Ces similitudes m’apparaissaient plus que troublantes, mais a priori cette fois, «c’était différent »: investir dans l’immobilier c’était « du solide et du sûr » alors que qu’une action n’était «qu’un bout de papier qui ne reposait que sur du vent ».

N.B : Pour le récit d’une expérience similaire à la mienne je vous conseille l’excellent article suivant : http://www.menteur.com/chronik/050703.html

Toutefois, avant d’investir dans l’immobilier plus de cinquante fois le montant que j’avais investi (et perdu en bourse !) je décidais tout de même de vérifier que l’immobilier était effectivement « solide et sûr », sait-on jamais ?

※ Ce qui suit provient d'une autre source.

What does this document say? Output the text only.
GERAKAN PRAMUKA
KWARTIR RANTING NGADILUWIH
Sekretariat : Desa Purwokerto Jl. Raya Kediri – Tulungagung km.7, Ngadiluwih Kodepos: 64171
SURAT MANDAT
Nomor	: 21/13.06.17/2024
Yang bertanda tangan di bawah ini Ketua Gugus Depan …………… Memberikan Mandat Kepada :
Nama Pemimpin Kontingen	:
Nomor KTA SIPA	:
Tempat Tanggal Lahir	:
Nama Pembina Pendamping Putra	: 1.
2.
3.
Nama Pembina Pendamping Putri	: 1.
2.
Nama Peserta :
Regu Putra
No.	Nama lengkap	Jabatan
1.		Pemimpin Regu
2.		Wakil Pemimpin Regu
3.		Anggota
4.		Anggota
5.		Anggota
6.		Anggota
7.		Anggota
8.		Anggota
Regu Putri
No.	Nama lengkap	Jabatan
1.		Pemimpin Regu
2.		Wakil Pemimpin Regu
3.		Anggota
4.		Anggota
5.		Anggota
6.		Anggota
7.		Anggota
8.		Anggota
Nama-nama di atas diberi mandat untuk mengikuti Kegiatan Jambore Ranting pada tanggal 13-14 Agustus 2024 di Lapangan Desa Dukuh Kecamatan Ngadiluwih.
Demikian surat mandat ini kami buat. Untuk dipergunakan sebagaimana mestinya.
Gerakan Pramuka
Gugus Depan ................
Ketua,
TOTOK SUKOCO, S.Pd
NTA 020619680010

J’ai alors passé des heures sur le moteur de recherche « google » et visité des centaines de sites Internet pour me renseigner sur l’évolution du marché de l’immobilier. Au fil de mes recherches, quelle ne fut pas ma surprise sur quelques découvertes que je fis alors :

-     à Lyon, par exemple, le prix du mettre carré était 30 à 40% moins cher en 2000 qu’en l’an 2003 et je ne trouvais aucune explication sur l’évolution économique ou démographique de la région depuis 3 ans pour expliquer cette soudaine flambée ;

-     la hausse fulgurante des prix de l’immobilier n’était pas propre à Lyon mais concernait la France entière et touchait également tous les autres pays industrialisés (rappel des prix dans les principales métropoles françaises en l’an 2000 : http://www.explorimmo.com/guidprat/gpach/fc_02_3.shtml);

-      en 1991, une bulle immobilière mondiale avait déjà éclatée ;

-      ma boulangère me faisait part de très nombreux articles de presse qui expliquaient cette envolée des prix par de très (trop ?) nombreux arguments mais dont malheureusement aucun, ne résistait à la moindre analyse critique. Ainsi, de « brillants » analystes financiers démontraient sur des pages entières que si les prix de l’immobilier augmentaient c’était parce que « la demande était supérieure à l’offre ». Toutefois, avoir fait 10 ans d’étude pour découvrir cela me laissait pantois ! (peut-être aurais-je du écrire une thèse démontrant que lorsque « la demande est inférieure à l’offre les prix baissent » ?) ;

Plus je recherchais d’explication sur la hausse des prix, plus ma conviction était faite que nous étions dans une bulle spéculative sans précédent. En septembre 2003, je décidais alors de stopper net tous mes projets d’achats immobiliers. J’avais été en 2000, le dindon de la farce, mais cette fois, j’étais un peu refroidi et les montants en jeu n’étaient plus du tout les mêmes !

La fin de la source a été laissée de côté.